The Court finds that the Plaintiffs allegations that Ray Grandbois disclosed information in violation of the Privacy Act falls within the scope of the Plaintiffs’ com*1112plaint. The essence of the Plaintiffs’ complaint is that IHS employees unlawfully disclosed confidential medical information in violation of the Privacy Act. The Court is well-aware that a Privacy Act violation may not be maintained against an individual defendant, but must be maintained against an agency. The Court is also aware that the U.S. Attorney General has certified that the individuals originally named as Defendants (Belgarde, Zerr, Davis and Artz) were acting within the scope of their employment and that IHS replaced them as named Defendants. However, the Court is unaware of any authority which requires the Plaintiffs to specifically name, either as an individual defendant or within the body of a complaint, each and every agency employee who may have contributed to an alleged Privacy Act violation. Further, IHS is not foreclosed from asserting that any actions taken by Grandbois were outside the scope of his employment. The Court finds that such a strict reading of the Plaintiffs’ complaint is not warranted.
In addition, the Court finds that there are genuine issues of material fact which preclude the granting of summary judgment as to the Plaintiffs’ claim that Ray Grandbois disclosed confidential medical information to Tribal Chairman Richard Monette. The record before the Court contains numerous factual inconsistencies regarding what specific information was relayed to Monette. As such, the Court expressly finds that the Plaintiffs may proceed to trial with their claim that Ray Grandbois disclosed the Plaintiffs’ confidential medical information to Tribal Chairman Richard Monette.
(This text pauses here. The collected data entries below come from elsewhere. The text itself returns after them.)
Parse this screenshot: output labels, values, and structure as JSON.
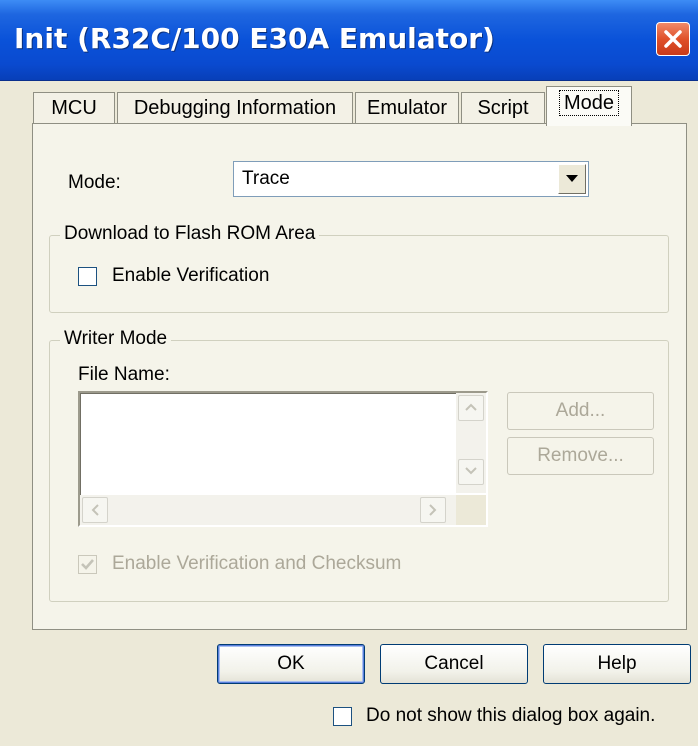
{
  "window": {
    "title": "Init (R32C/100 E30A Emulator)"
  },
  "tabs": [
    {
      "label": "MCU"
    },
    {
      "label": "Debugging Information"
    },
    {
      "label": "Emulator"
    },
    {
      "label": "Script"
    },
    {
      "label": "Mode",
      "selected": true
    }
  ],
  "mode": {
    "label": "Mode:",
    "value": "Trace"
  },
  "download_group": {
    "title": "Download to Flash ROM Area",
    "enable_verification": {
      "label": "Enable Verification",
      "checked": false
    }
  },
  "writer_group": {
    "title": "Writer Mode",
    "file_name_label": "File Name:",
    "files": [],
    "add_label": "Add...",
    "remove_label": "Remove...",
    "checksum": {
      "label": "Enable Verification and Checksum",
      "checked": true,
      "enabled": false
    }
  },
  "buttons": {
    "ok": "OK",
    "cancel": "Cancel",
    "help": "Help"
  },
  "do_not_show": {
    "label": "Do not show this dialog box again.",
    "checked": false
  },
  "colors": {
    "title_bar": "#0a52d9",
    "close_button": "#e0512a",
    "dialog_bg": "#ece9d8"
  }
}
C. ALLEGED . DISCLOSURE BY MARILYN DELORME AND GEORGIA ARTZ
The Plaintiffs also allege that Marilyn Delorme and Georgia Artz disclosed a list of Tylox prescriptions to members of the Turtle Mountain Tribal Council at a meeting at the Skydancer Hotel. Once again, the-record contains numerous factual inconsistencies regarding this alleged incident — often arising within the deposition of one witness (for example, in Dal-bert Brien’s deposition of October 29, 2003, he states that he read the allegations against Buckles and Harris, but subsequently asserts that he did not see anything in writing.) From the evidence before the Court it is not clear whether a Privacy Act violation took place during the meeting at the Skydancer Hotel. Accordingly, the Court finds that the Plaintiffs may proceed with their claim that Delorme and Artz disclosed the Plaintiffs’ confidential medical information to members of the Tribal Council at a meeting at the Sky-dancer Hotel.
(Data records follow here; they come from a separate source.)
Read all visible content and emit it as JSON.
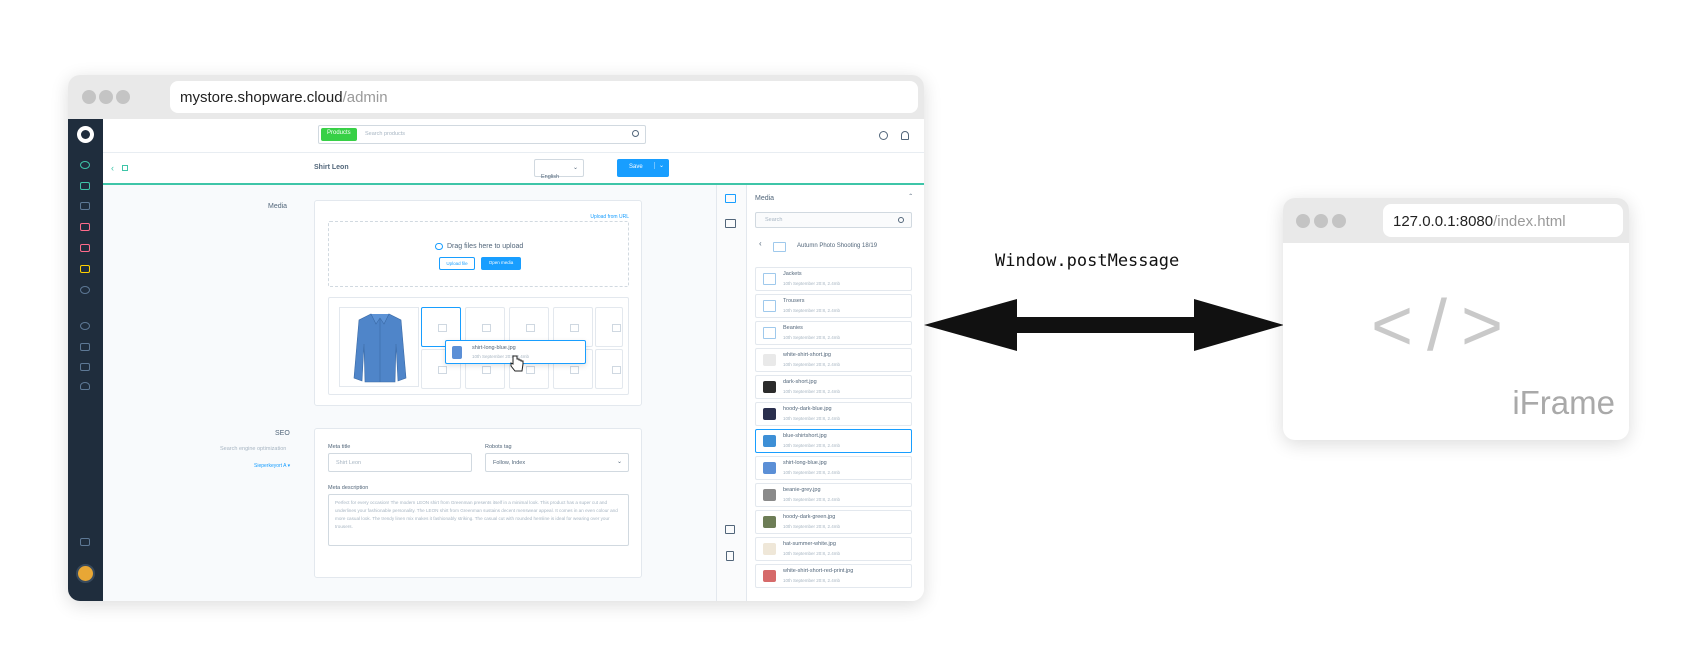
{
  "main_window": {
    "url_host": "mystore.shopware.cloud",
    "url_path": "/admin"
  },
  "topbar": {
    "search_tag": "Products",
    "search_placeholder": "Search products"
  },
  "subbar": {
    "title": "Shirt Leon",
    "language": "English",
    "save_label": "Save"
  },
  "media_section": {
    "label": "Media",
    "upload_url_link": "Upload from URL",
    "drop_text": "Drag files here to upload",
    "upload_button": "Upload file",
    "open_media_button": "Open media",
    "drag_file_name": "shirt-long-blue.jpg",
    "drag_file_meta": "10th September 20:8, 2.4mb"
  },
  "seo_section": {
    "label": "SEO",
    "sublabel": "Search engine optimization",
    "link": "Sieperkeyort A ▾",
    "meta_title_label": "Meta title",
    "meta_title_placeholder": "Shirt Leon",
    "robots_label": "Robots tag",
    "robots_value": "Follow, Index",
    "meta_desc_label": "Meta description",
    "meta_desc_text": "Perfect for every occasion! The modern LEON shirt from Greenman presents itself in a minimal look. This product has a super cut and underlines your fashionable personality. The LEON shirt from Greenman sustains decent menswear appeal. It comes in an even colour and more casual look. The trendy linen mix makes it fashionably striking. The casual cut with rounded hemline is ideal for wearing over your trousers."
  },
  "media_panel": {
    "title": "Media",
    "search_placeholder": "Search",
    "folder": "Autumn Photo Shooting 18/19",
    "items": [
      {
        "name": "Jackets",
        "meta": "10th September 20:8, 2.4mb",
        "kind": "folder"
      },
      {
        "name": "Trousers",
        "meta": "10th September 20:8, 2.4mb",
        "kind": "folder"
      },
      {
        "name": "Beanies",
        "meta": "10th September 20:8, 2.4mb",
        "kind": "folder"
      },
      {
        "name": "white-shirt-short.jpg",
        "meta": "10th September 20:8, 2.4mb",
        "kind": "image",
        "color": "#e9e9e9"
      },
      {
        "name": "dark-short.jpg",
        "meta": "10th September 20:8, 2.4mb",
        "kind": "image",
        "color": "#2b2b2b"
      },
      {
        "name": "hoody-dark-blue.jpg",
        "meta": "10th September 20:8, 2.4mb",
        "kind": "image",
        "color": "#2a2f4d"
      },
      {
        "name": "blue-shirtshort.jpg",
        "meta": "10th September 20:8, 2.4mb",
        "kind": "image",
        "color": "#3d8fd6"
      },
      {
        "name": "shirt-long-blue.jpg",
        "meta": "10th September 20:8, 2.4mb",
        "kind": "image",
        "color": "#5b8fd6"
      },
      {
        "name": "beanie-grey.jpg",
        "meta": "10th September 20:8, 2.4mb",
        "kind": "image",
        "color": "#8a8a8a"
      },
      {
        "name": "hoody-dark-green.jpg",
        "meta": "10th September 20:8, 2.4mb",
        "kind": "image",
        "color": "#6d7d56"
      },
      {
        "name": "hat-summer-white.jpg",
        "meta": "10th September 20:8, 2.4mb",
        "kind": "image",
        "color": "#efe7d8"
      },
      {
        "name": "white-shirt-short-red-print.jpg",
        "meta": "10th September 20:8, 2.4mb",
        "kind": "image",
        "color": "#d66a6a"
      }
    ]
  },
  "arrow_label": "Window.postMessage",
  "iframe_window": {
    "url_host": "127.0.0.1:8080",
    "url_path": "/index.html",
    "code_glyph": "</>",
    "label": "iFrame"
  },
  "colors": {
    "accent": "#189eff",
    "teal": "#3ec5a8",
    "sidebar": "#1f2d3d"
  }
}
D. RETALIATION & DEFAMATION CLAIMS
The Plaintiffs have also asserted claims of retaliation and defamation. Neither of these claims were fully developed in the summary judgment motions, and the Court finds that there remain genuine issues of material fact as to these claims which preclude the granting of summary judgment as a matter of law. The Court finds that the Plaintiffs may proceed on these claims as well.
III. CONCLUSION
To summarize, the Court will allow the Plaintiffs to proceed with their Privacy Act claims only as to two specific instances: (1) the alleged disclosure by Ray Grandbois of the Georgia Artz memorandum to Tribal Chairman Richard Monette, and (2) the alleged disclosure by Georgia Artz and Marilyn Delorme of a list of Tylox prescriptions to members of the *1113Turtle Mountain Tribal Council at the Skydancer Hotel. The Court will also allow the Plaintiffs to proceed with their retaliation and defamation claims.
Accordingly, the Court GRANTS IN PART the Defendant’s Motion for Summary Judgment (Doc. No. 22) as to the Plaintiffs’ claims that the disclosure of information from incomplete PCCs by Bel-garde, Zerr, and Davis to Artz violated the Privacy Act. The Court finds that such actions did not constitute a violation of the Privacy Act. The Court DENIES the Plaintiffs’ Motion for Partial Summary Judgment (Doc. No. 27).
IT IS SO ORDERED.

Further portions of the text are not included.